Los niños de Altamira se criaron como si estuvieran en el campo: jugaban a las guerrillas con las pandillas que llegaban desde el Barrio Alto y aprovechaban el desnivel de la calle para tirarse con las bicicletas sin tener que darle a los pedales. La única entrada que tenía la calle era entonces por la de Paco Aquino, ya que no existía aún la apertura del sur por la Avenida de la Estación ni por la parte norte en lo que hoy es la Plaza de Altamira, en aquellos tiempos cerrada por un muro. Fue en el año 1964 cuando el Ayuntamiento procedió a la apertura de la calle por abajo, derribando las tapias de la entonces Avenida de Calvo Sotelo (hoy Avenida de la Estación). Como casi todo se solía a hacer a medias en aquella querida Almería, ese derribo de tapias que tenía que dejar libre el paso hacia la Avenida de la Estación se realizó de forma incompleta, quedando media tapia en pie y en el centro de la calle uno de los postes de madera que sostenían todo el entramado de los cables de la luz, lo que suponía un auténtico problema para la circulación y un peligro para todo el que bajaba por allí cuando se hacía de noche y la iluminación no permitía ver más allá de cinco o seis metros.

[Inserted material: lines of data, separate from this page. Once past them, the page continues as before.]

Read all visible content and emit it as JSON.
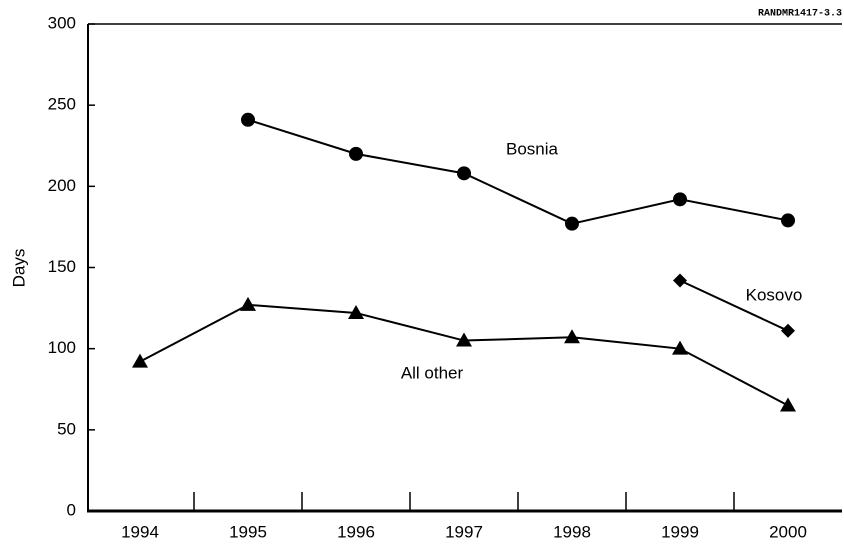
{
  "chart_data": {
    "type": "line",
    "source": "RANDMR1417-3.3",
    "ylabel": "Days",
    "categories": [
      "1994",
      "1995",
      "1996",
      "1997",
      "1998",
      "1999",
      "2000"
    ],
    "series": [
      {
        "name": "Bosnia",
        "color": "#000000",
        "marker": "circle",
        "values": [
          null,
          241,
          220,
          208,
          177,
          192,
          179
        ]
      },
      {
        "name": "Kosovo",
        "color": "#000000",
        "marker": "diamond",
        "values": [
          null,
          null,
          null,
          null,
          null,
          142,
          111
        ]
      },
      {
        "name": "All other",
        "color": "#000000",
        "marker": "triangle",
        "values": [
          92,
          127,
          122,
          105,
          107,
          100,
          65
        ]
      }
    ],
    "ylim": [
      0,
      300
    ],
    "yticks": [
      0,
      50,
      100,
      150,
      200,
      250,
      300
    ],
    "grid": false,
    "legend": false
  }
}
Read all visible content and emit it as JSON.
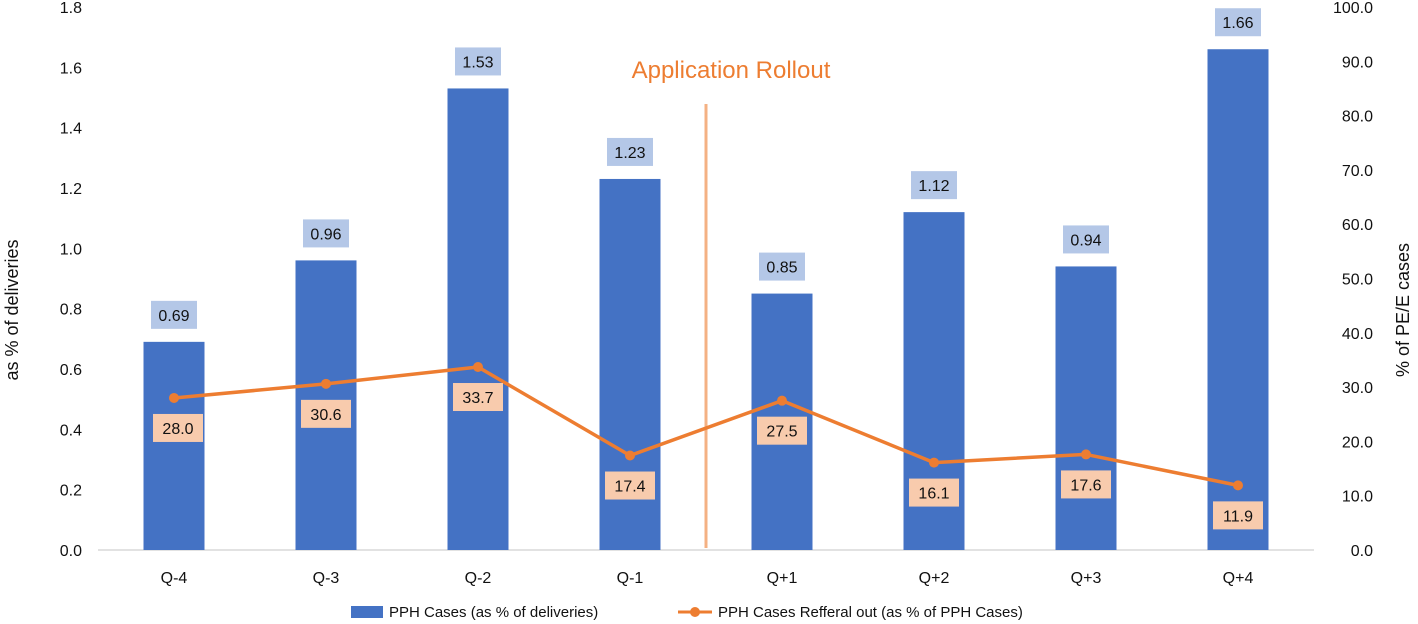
{
  "chart_data": {
    "type": "bar+line",
    "categories": [
      "Q-4",
      "Q-3",
      "Q-2",
      "Q-1",
      "Q+1",
      "Q+2",
      "Q+3",
      "Q+4"
    ],
    "series": [
      {
        "name": "PPH Cases (as % of deliveries)",
        "kind": "bar",
        "axis": "left",
        "values": [
          0.69,
          0.96,
          1.53,
          1.23,
          0.85,
          1.12,
          0.94,
          1.66
        ],
        "labels": [
          "0.69",
          "0.96",
          "1.53",
          "1.23",
          "0.85",
          "1.12",
          "0.94",
          "1.66"
        ],
        "color": "#4472C4",
        "label_bg": "#B4C7E7"
      },
      {
        "name": "PPH Cases Refferal out (as % of PPH Cases)",
        "kind": "line",
        "axis": "right",
        "values": [
          28.0,
          30.6,
          33.7,
          17.4,
          27.5,
          16.1,
          17.6,
          11.9
        ],
        "labels": [
          "28.0",
          "30.6",
          "33.7",
          "17.4",
          "27.5",
          "16.1",
          "17.6",
          "11.9"
        ],
        "color": "#ED7D31",
        "label_bg": "#F8CBAD"
      }
    ],
    "ylabel_left": "as % of deliveries",
    "ylabel_right": "% of  PE/E cases",
    "ylim_left": [
      0,
      1.8
    ],
    "ylim_right": [
      0,
      100
    ],
    "yticks_left": [
      "0.0",
      "0.2",
      "0.4",
      "0.6",
      "0.8",
      "1.0",
      "1.2",
      "1.4",
      "1.6",
      "1.8"
    ],
    "yticks_right": [
      "0.0",
      "10.0",
      "20.0",
      "30.0",
      "40.0",
      "50.0",
      "60.0",
      "70.0",
      "80.0",
      "90.0",
      "100.0"
    ],
    "annotation": {
      "text": "Application Rollout",
      "between_categories": [
        "Q-1",
        "Q+1"
      ],
      "color": "#ED7D31",
      "line_color": "#F4B183"
    },
    "grid": false,
    "legend_position": "bottom"
  }
}
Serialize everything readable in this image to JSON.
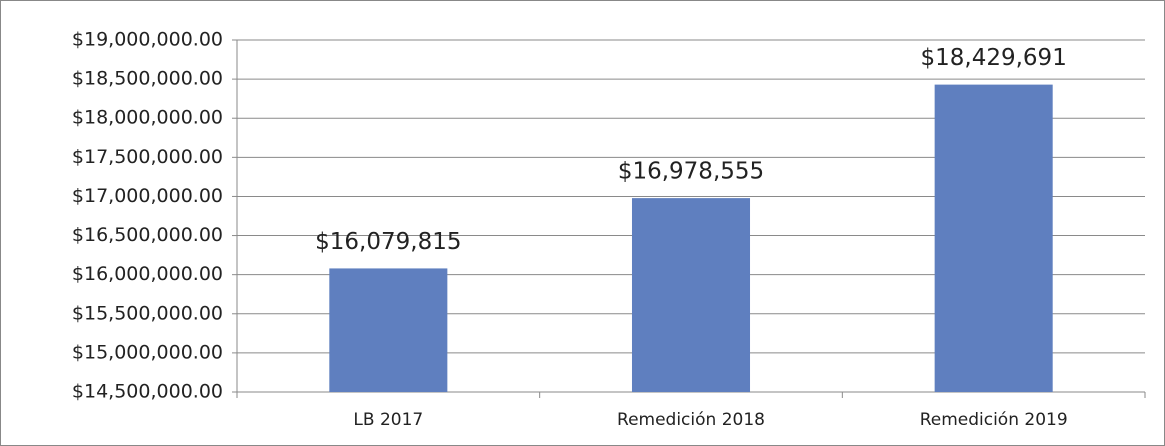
{
  "chart_data": {
    "type": "bar",
    "categories": [
      "LB 2017",
      "Remedición 2018",
      "Remedición 2019"
    ],
    "values": [
      16079815,
      16978555,
      18429691
    ],
    "value_labels": [
      "$16,079,815",
      "$16,978,555",
      "$18,429,691"
    ],
    "color": "#5f7fbf",
    "ylim": [
      14500000,
      19000000
    ],
    "yticks": [
      {
        "value": 14500000,
        "label": "$14,500,000.00"
      },
      {
        "value": 15000000,
        "label": "$15,000,000.00"
      },
      {
        "value": 15500000,
        "label": "$15,500,000.00"
      },
      {
        "value": 16000000,
        "label": "$16,000,000.00"
      },
      {
        "value": 16500000,
        "label": "$16,500,000.00"
      },
      {
        "value": 17000000,
        "label": "$17,000,000.00"
      },
      {
        "value": 17500000,
        "label": "$17,500,000.00"
      },
      {
        "value": 18000000,
        "label": "$18,000,000.00"
      },
      {
        "value": 18500000,
        "label": "$18,500,000.00"
      },
      {
        "value": 19000000,
        "label": "$19,000,000.00"
      }
    ],
    "grid": true
  }
}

Aquel era un barrio en tenguerengue, donde no se sabía muy bien si es que lo estaban construyendo o lo estaban derribando. Todavía, antes de que empezaran a levantar las llamadas 80 viviendas que urbanizaron definitivamente el barrio, los niños de Altamira jugaban con libertad por los descampados, se hacían espadas con las cañas de la vega y se refrescaban en el agua de la vieja noria que sobrevivía en la misma calle de Paco Aquino.
Pero el avance acabó siendo imparable y en apenas ocho años la zona de Altamira parecía ya un barrio más propio del Nueva York más decadente que un apéndice de la pequeña ciudad de Almería. En la década de los sesenta, Altamira y su entorno eran la nueva ciudad, una explosión de grandes edificios, un derroche de hierro y cemento con escasas zonas verdes y pocos espacios recreativos, lo que convertía esta nueva zona en una colmena de edificios y calles sombrías.
Fue en esos años cuando nació uno de los comercios que representaban perfectamente los tiempos modernos. En el mes de marzo de 1973 abrió sus puertas Electro Altamira, el primer supermercado de los electrodomésticos que nos trajo los mejores precios de las marcas Balay, Lavis, Edesa, Aspes, Bru, Fagor, New Pol, Aege, Inter, Kelvinator, Telefunken. Allí lo tenían todo, los aparatos más sofisticados que cualquiera podía imaginar. En diez años, el barrio de Altamira había pasado de los bancales y los últimos establos, a los atractivos escaparates luminosos donde se anunciaban los mejores televisores del mercado.